Ele tentou entrar em contato pelo rádio, mas não obteve resposta alguma. Quando chegou à altitude máxima que o avião comportava, os objetos finalmente surgiram à sua frente. Eram três pontos vermelhos, bastante brilhantes até mesmo à luz do dia, em alta velocidade, que pôde medir porque seu avião se deslocava a quase oitocentos quilômetros por hora. Tentou novamente entrar em contato pelo rádio, outra vez sem sucesso. Os objetos continuaram em seu caminho, alcançando-o em pouco tempo. — Ora, eu estava ali para patrulhar. Disse à base que eram aparelhos de um tipo inteiramente desconhecido (se é que eram mesmo aparelhos) e que achava que devia atacá-los, já que não haviamrespondido às minhas comunicações pelo rádio. Ou assim agia ou os deixava ir embora. Neste caso tinha que perguntar que tipo de patrulha era aquela. A base concordou com a minha sugestão, embora me aconselhando a que fosse cauteloso. “Tentei outro contato pelo rádio, mas eles não deram a menor atenção, parecendo também que não se interessavam pelo meu avião. Quando se aproximaram mais, fiquei em dúvida se eram de fato aparelhos: eram exatamente como você os descreveu, uma mancha vermelha redonda, com um ponto mais intenso ao centro. Pelo que eu podia ver, poderiam perfeitamente passar por sóis em miniatura. De qualquer maneira, quanto mais os via, mais ficava preocupado, por isso liguei as armas ao controle do radar e fiquei esperando. “Os tais objetos deviam estar a uma velocidade superior a mil e duzentos quilômetros horários quando passaram por mim. Um segundo ou dois depois o radar fixou o que vinha à frente e as armas dispararam. “O objeto pareceu explodir quase no mesmo instante do disparo. Foi uma tremenda, explosão. O ponto vermelho ficou de tamanho descomunal, a cor mudando para rosa e logo depois para branco, embora ainda restassem alguns pequenos pontos vermelhos. Foi então que meu avião se chocou coma área de concussão, provavelmente sendo atingido também por alguns fragmentos do estranho objeto. Perdi a noção das coisas por alguns segundos. Tive muita sorte. Ao recuperar-me, descobri que estava perdendo altitude rapidamente. Alguma coisa arrancara três quartos da minha asa de estibordo e danificara a ponta da outra. Concluí que estava na hora de acionar o ejetor, o qual, para a minha surpresa, funcionou perfeitamente .

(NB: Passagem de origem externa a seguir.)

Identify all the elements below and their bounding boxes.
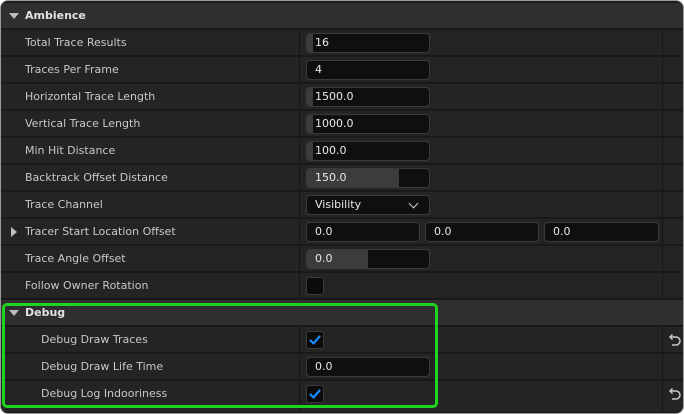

Ele fez uma pausa, pensativo. — Não sei se a minha história lhe traz alguma informação adicional, além de confirmar os outros relatos. Dois pontos, porém, podem ser destacados: os objetos podem viajar muito mais depressa do que aqueles que você viu e, o que quer que sejam, são altamente vulneráveis . Foram estas exatamente as informações adicionais que ele me prestou. Ao analisarmos o acontecimento em detalhes, ele declarou também que o objeto não se desintegrava em fragmentos. Explodia completamente ao ser atingido. Esse último detalhe deveria ter dado em que pensar na ocasião, mas ninguém deu a importância que merecia. Nas semanas seguintes chegaram diversas outras cartas relatando muitas ocorrências do fenômeno. Mas, à medida que o tempo passava, o caso parecia transformar-se numa repetição enfadonha do Monstro do Lago Ness. Todas as informações que chegavam eram encaminhadas a mim, porque na E.B.C. consideravam que histórias de bolas de fogo eram a minha especialidade. Diversos observatórios confirmaram terem visto pequenos corpos vermelhos viajando em alta velocidade, fenômeno que não conseguiam explicar e que os deixava surpresos. Eram, porém, muito reservados em suas declarações, cautelosos em excesso. Nenhum jornal tocava no assunto, achando o caso suspeito como o dos discos voadores, convencidos também de que os leitores preferiam outras novidades. Não obstante, informações e incidentes foram lentamente se acumulando — embora se passassem dois anos antes que despertassem a atenção e merecessem uma ampla divulgação.